Here are some tips to help you drive your contact rate – thus your appointment and show and sales rate – higher:
•People hate long emails. Look at your email responses, starting with your initial response. Does it get to the point quickly? Is there even a point? Make sure the customer know why you’re emailing them and what you want from them up front. Keep it short and simple and people are more likely to respond.
• Keep. Trying. Industry studies consistently show two things: first, the more call attempts made by a sales associate, the more likely they are to make contact with the prospect (with some diminishing return after 6 call attempts, according to LeadCritic’s 2009 study). Second, most salespeople abandon the lead after 2-3 attempts. If you want to contact the customer, you have to put in the effort and be persistent where others are not.

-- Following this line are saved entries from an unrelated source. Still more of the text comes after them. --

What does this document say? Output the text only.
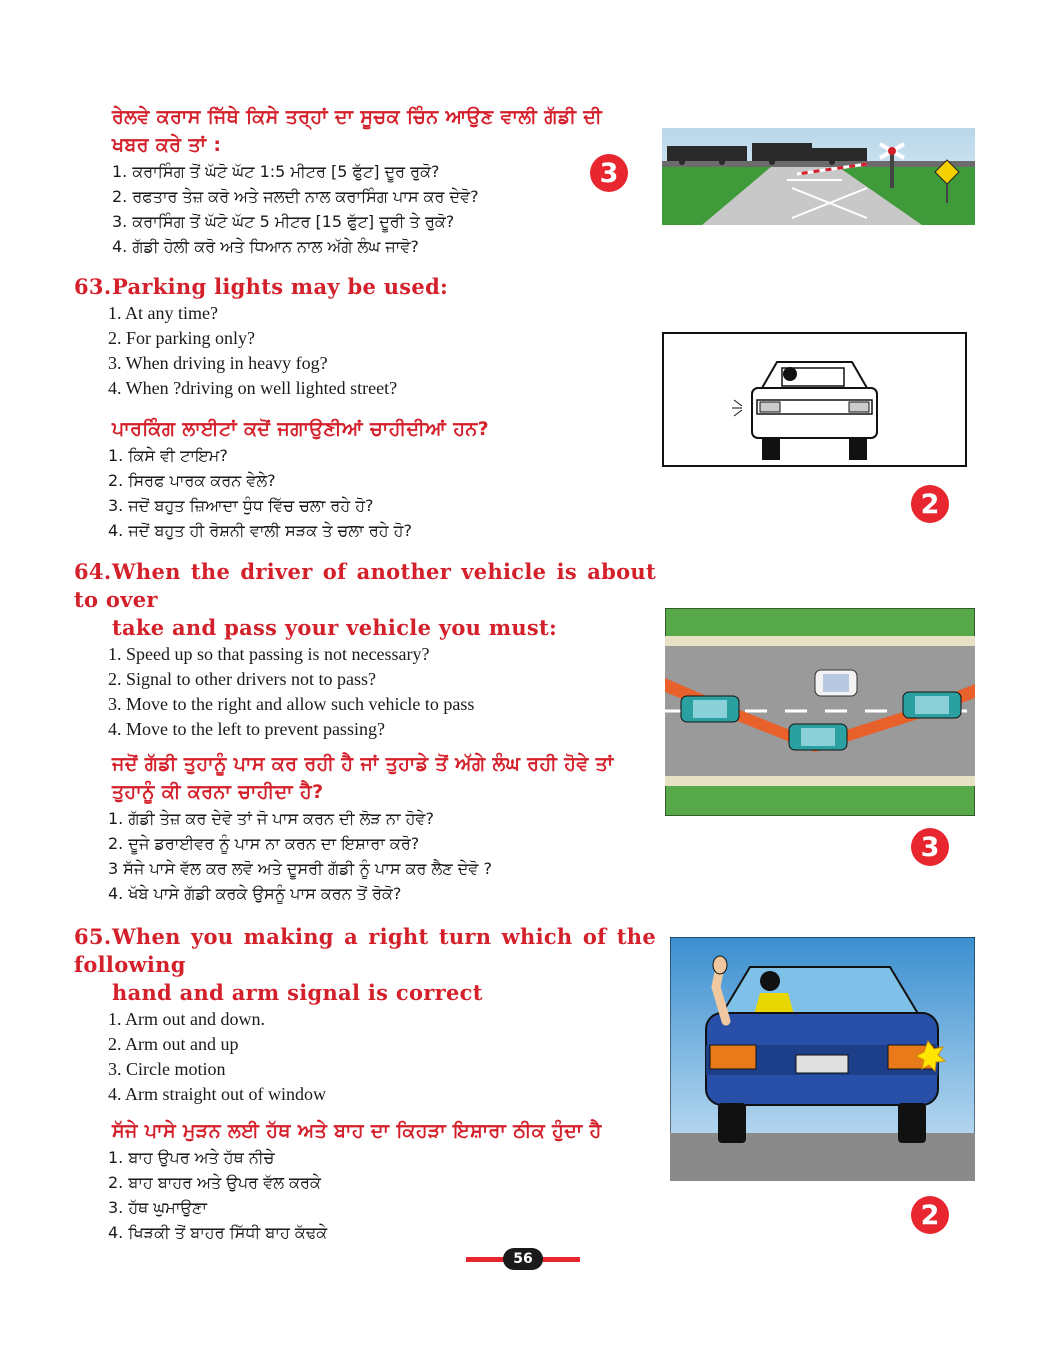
ਰੇਲਵੇ ਕਰਾਸ ਜਿੱਥੇ ਕਿਸੇ ਤਰ੍ਹਾਂ ਦਾ ਸੂਚਕ ਚਿੰਨ ਆਉਣ ਵਾਲੀ ਗੱਡੀ ਦੀ
ਖਬਰ ਕਰੇ ਤਾਂ :
1. ਕਰਾਸਿੰਗ ਤੋਂ ਘੱਟੋ ਘੱਟ 1:5 ਮੀਟਰ [5 ਫੁੱਟ] ਦੂਰ ਰੁਕੋ?
2. ਰਫਤਾਰ ਤੇਜ਼ ਕਰੋ ਅਤੇ ਜਲਦੀ ਨਾਲ ਕਰਾਸਿੰਗ ਪਾਸ ਕਰ ਦੇਵੋ?
3. ਕਰਾਸਿੰਗ ਤੋਂ ਘੱਟੋ ਘੱਟ 5 ਮੀਟਰ [15 ਫੁੱਟ] ਦੂਰੀ ਤੇ ਰੁਕੋ?
4. ਗੱਡੀ ਹੋਲੀ ਕਰੋ ਅਤੇ ਧਿਆਨ ਨਾਲ ਅੱਗੇ ਲੰਘ ਜਾਵੋ?
3
63.Parking lights may be used:
1. At any time?
2. For parking only?
3. When driving in heavy fog?
4. When ?driving on well lighted street?
ਪਾਰਕਿੰਗ ਲਾਈਟਾਂ ਕਦੋਂ ਜਗਾਉਣੀਆਂ ਚਾਹੀਦੀਆਂ ਹਨ?
1. ਕਿਸੇ ਵੀ ਟਾਇਮ?
2. ਸਿਰਫ ਪਾਰਕ ਕਰਨ ਵੇਲੇ?
3. ਜਦੋਂ ਬਹੁਤ ਜ਼ਿਆਦਾ ਧੁੰਧ ਵਿੱਚ ਚਲਾ ਰਹੇ ਹੋ?
4. ਜਦੋਂ ਬਹੁਤ ਹੀ ਰੋਸ਼ਨੀ ਵਾਲੀ ਸੜਕ ਤੇ ਚਲਾ ਰਹੇ ਹੋ?
2
64.When the driver of another vehicle is about to over
take and pass your vehicle you must:
1. Speed up so that passing is not necessary?
2. Signal to other drivers not to pass?
3. Move to the right and allow such vehicle to pass
4. Move to the left to prevent passing?
ਜਦੋਂ ਗੱਡੀ ਤੁਹਾਨੂੰ ਪਾਸ ਕਰ ਰਹੀ ਹੈ ਜਾਂ ਤੁਹਾਡੇ ਤੋਂ ਅੱਗੇ ਲੰਘ ਰਹੀ ਹੋਵੇ ਤਾਂ
ਤੁਹਾਨੂੰ ਕੀ ਕਰਨਾ ਚਾਹੀਦਾ ਹੈ?
1. ਗੱਡੀ ਤੇਜ਼ ਕਰ ਦੇਵੋ ਤਾਂ ਜੋ ਪਾਸ ਕਰਨ ਦੀ ਲੋੜ ਨਾ ਹੋਵੇ?
2. ਦੂਜੇ ਡਰਾਈਵਰ ਨੂੰ ਪਾਸ ਨਾ ਕਰਨ ਦਾ ਇਸ਼ਾਰਾ ਕਰੋ?
3 ਸੱਜੇ ਪਾਸੇ ਵੱਲ ਕਰ ਲਵੋ ਅਤੇ ਦੂਸਰੀ ਗੱਡੀ ਨੂੰ ਪਾਸ ਕਰ ਲੈਣ ਦੇਵੋ ?
4. ਖੱਬੇ ਪਾਸੇ ਗੱਡੀ ਕਰਕੇ ਉਸਨੂੰ ਪਾਸ ਕਰਨ ਤੋਂ ਰੋਕੋ?
3
65.When you making a right turn which of the following
hand and arm signal is correct
1. Arm out and down.
2. Arm out and up
3. Circle motion
4. Arm straight out of window
ਸੱਜੇ ਪਾਸੇ ਮੁੜਨ ਲਈ ਹੱਥ ਅਤੇ ਬਾਹ ਦਾ ਕਿਹੜਾ ਇਸ਼ਾਰਾ ਠੀਕ ਹੁੰਦਾ ਹੈ
1. ਬਾਹ ਉਪਰ ਅਤੇ ਹੱਥ ਨੀਚੇ
2. ਬਾਹ ਬਾਹਰ ਅਤੇ ਉਪਰ ਵੱਲ ਕਰਕੇ
3. ਹੱਥ ਘੁਮਾਉਣਾ
4. ਖਿੜਕੀ ਤੋਂ ਬਾਹਰ ਸਿੱਧੀ ਬਾਹ ਕੱਢਕੇ
2
56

• Stand out. Your customer likely sent a lead to another dealership (or 5). If you want the customer to return your contact attempts (email or phone), you have to a) be different, and b) clearly state who you are and where you’re from.
• Personalize your approach, not just your responses. In their keynote address at the Digital Dealer conference in October, Google discussed how online car shoppers are in a state of “constant consideration,” and no longer follow a linear buying cycle. That means each lead could be at a different point in the process, and you may have to pick up the process in the middle.
• Give reasons to call, respond or visit. If you’re not offering something to the customer of value or perceived value, they’re less likely to take an action. You can offer your assistance, or cash equivalents on your website in the form of incentives, or information that’s of value and typically hard to get (like payments on their vehicle of interest). Give before you expect to receive and you’ll get more back.